Susudake smoked bamboo, natural bamboo (Tennen-dake), rattan
50 (h) x 23,5 x 23 cm
Circa 1910-1930
Tomobako
Maeda Chikubōsai I (1872-1950)
Tennen-dake tsutsumi-gata hanakago
(Bamboo basket with a handle, made of natural bamboo, in a shape of a hand-held drum)
Hakogaki
Top of the lid: Tsutsumi-gata hanakago (A hand-held drum shaped bamboo basket)
Back of the lid: Koyo kuze-no-sato, Chikubōsai tsukuru kore [This is made by Chikubōsai, in Kuze village, Koyo (“Imperial sunshine”)]
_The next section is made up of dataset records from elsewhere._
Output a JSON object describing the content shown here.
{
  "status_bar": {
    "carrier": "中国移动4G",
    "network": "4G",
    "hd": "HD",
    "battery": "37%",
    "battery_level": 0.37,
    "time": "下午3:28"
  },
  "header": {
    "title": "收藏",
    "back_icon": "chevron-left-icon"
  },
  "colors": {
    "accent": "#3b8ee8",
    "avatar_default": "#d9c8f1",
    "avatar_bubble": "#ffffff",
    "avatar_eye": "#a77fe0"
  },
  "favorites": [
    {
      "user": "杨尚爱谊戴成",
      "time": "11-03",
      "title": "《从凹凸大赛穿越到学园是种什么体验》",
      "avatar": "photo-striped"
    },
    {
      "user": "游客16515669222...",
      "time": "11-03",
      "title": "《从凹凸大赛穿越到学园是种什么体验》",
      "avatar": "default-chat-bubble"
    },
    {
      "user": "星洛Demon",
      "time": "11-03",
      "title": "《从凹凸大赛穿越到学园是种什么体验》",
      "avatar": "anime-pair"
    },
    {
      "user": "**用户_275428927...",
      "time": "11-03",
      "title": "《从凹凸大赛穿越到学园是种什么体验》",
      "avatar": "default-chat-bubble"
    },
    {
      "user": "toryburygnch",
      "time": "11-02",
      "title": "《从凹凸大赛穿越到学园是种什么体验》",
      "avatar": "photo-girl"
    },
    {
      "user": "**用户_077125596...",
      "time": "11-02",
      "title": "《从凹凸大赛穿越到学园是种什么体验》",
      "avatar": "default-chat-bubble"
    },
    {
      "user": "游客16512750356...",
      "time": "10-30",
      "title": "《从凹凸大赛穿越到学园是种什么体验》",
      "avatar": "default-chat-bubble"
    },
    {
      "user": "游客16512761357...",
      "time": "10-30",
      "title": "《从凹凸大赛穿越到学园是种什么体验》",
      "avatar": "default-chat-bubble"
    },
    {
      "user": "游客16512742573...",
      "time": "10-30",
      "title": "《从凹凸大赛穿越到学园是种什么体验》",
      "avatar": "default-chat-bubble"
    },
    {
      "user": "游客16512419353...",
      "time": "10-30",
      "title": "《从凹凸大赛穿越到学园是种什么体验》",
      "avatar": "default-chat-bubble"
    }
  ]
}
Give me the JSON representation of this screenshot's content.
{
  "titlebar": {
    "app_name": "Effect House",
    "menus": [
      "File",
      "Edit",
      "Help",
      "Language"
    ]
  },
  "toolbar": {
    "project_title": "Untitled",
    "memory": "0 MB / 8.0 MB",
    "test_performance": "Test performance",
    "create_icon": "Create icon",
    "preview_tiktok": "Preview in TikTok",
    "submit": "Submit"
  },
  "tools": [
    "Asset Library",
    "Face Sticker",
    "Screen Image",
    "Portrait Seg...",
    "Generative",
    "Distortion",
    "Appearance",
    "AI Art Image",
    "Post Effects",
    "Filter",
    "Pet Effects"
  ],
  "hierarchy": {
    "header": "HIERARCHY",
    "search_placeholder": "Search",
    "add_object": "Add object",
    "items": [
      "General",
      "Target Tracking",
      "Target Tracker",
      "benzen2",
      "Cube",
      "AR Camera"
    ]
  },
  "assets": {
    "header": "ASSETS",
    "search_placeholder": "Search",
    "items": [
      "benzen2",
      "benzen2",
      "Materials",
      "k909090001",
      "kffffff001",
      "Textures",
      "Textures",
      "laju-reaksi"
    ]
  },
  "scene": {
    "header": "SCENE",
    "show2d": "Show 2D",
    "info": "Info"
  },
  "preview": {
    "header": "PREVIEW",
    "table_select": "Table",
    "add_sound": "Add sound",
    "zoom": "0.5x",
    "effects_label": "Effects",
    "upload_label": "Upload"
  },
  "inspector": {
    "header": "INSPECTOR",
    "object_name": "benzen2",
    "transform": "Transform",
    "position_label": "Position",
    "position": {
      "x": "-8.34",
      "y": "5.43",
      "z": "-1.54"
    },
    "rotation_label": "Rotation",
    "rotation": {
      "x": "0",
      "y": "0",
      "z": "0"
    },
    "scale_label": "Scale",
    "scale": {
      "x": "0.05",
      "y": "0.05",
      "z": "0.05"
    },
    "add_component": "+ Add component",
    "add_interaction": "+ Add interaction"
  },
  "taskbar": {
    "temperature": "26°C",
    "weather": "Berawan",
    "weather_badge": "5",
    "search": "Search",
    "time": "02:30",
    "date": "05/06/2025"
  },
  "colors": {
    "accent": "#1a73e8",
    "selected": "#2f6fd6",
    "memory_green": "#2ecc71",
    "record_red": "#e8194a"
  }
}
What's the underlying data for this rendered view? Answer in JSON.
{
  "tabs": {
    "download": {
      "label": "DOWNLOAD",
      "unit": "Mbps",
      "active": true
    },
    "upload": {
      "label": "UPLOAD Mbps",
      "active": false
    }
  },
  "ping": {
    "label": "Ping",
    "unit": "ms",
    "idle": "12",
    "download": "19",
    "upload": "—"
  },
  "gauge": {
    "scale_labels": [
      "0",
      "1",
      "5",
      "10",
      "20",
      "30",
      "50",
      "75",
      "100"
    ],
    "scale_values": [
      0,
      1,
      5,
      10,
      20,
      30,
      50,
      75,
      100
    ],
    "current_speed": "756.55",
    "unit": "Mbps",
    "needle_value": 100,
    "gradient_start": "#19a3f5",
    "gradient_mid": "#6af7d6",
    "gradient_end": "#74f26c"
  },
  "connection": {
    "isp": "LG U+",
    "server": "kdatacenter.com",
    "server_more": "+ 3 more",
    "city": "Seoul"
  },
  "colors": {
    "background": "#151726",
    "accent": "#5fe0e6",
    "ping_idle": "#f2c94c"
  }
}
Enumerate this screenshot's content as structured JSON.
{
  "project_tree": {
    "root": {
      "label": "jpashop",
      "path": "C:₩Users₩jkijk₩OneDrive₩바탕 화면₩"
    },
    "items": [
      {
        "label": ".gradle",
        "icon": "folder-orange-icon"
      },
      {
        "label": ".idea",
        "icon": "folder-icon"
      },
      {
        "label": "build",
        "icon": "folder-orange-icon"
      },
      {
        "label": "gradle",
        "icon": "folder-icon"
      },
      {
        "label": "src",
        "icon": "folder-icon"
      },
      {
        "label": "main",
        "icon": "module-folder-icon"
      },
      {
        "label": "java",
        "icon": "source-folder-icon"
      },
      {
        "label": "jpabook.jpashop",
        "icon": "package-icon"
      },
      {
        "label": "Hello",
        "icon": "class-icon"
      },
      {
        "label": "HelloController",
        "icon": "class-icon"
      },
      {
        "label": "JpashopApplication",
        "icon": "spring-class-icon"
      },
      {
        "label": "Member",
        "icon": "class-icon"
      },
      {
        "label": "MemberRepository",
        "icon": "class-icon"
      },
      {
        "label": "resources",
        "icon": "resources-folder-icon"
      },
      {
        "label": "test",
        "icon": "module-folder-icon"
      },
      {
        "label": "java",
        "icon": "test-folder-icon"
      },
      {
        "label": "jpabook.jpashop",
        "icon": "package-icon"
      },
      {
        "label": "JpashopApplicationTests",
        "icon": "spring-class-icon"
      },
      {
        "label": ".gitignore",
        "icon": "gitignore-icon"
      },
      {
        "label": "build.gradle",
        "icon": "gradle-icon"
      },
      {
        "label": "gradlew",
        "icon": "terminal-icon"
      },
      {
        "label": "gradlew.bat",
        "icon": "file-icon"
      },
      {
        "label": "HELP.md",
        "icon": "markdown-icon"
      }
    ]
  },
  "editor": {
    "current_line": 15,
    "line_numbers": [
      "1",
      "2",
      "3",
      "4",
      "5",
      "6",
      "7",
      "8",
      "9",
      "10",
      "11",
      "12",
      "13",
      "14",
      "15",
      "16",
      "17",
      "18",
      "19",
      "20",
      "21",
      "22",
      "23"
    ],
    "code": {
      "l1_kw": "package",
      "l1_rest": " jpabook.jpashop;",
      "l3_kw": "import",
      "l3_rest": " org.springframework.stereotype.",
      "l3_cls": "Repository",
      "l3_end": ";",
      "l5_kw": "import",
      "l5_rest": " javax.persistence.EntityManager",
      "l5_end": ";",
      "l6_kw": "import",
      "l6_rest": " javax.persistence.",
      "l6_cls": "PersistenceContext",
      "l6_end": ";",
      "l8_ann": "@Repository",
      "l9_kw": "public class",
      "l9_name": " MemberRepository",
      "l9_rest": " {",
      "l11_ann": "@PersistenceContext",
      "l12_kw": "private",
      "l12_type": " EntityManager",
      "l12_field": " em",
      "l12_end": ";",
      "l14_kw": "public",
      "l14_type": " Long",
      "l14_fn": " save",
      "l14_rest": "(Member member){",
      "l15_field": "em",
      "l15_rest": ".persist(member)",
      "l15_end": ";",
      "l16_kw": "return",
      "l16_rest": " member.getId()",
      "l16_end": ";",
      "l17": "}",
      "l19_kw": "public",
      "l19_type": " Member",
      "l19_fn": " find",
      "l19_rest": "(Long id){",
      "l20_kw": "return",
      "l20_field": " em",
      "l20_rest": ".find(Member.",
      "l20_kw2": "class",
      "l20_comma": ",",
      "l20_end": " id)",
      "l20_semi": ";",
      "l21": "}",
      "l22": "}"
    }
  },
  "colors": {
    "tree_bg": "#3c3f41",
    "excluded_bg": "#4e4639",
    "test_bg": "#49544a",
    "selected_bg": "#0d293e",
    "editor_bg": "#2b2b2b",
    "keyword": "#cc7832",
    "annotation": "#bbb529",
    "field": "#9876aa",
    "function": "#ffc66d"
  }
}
Senjo-ami (One thousand line construction) and Gozame-ami (mat plaiting)
Maeda Chikubōsai I was one of the most important bamboo artists working in the first half of the 20th century.
Late in the Taishō era (1912-1926), he made presentation baskets on behalf of the Imperial Household, for which he became famous.
Chikubōsai held a series of one-man exhibitions at the Mitsukoshi Department Store in Tokyo from 1926 until the late 1930s.
He was pivotal in promoting individual expression in the bamboo arts.
His son, Maeda Chikubōsai II (1917-2003), was the third bamboo artist to be designated a Living National Treasure (Ningen Kokuhō) in 1995.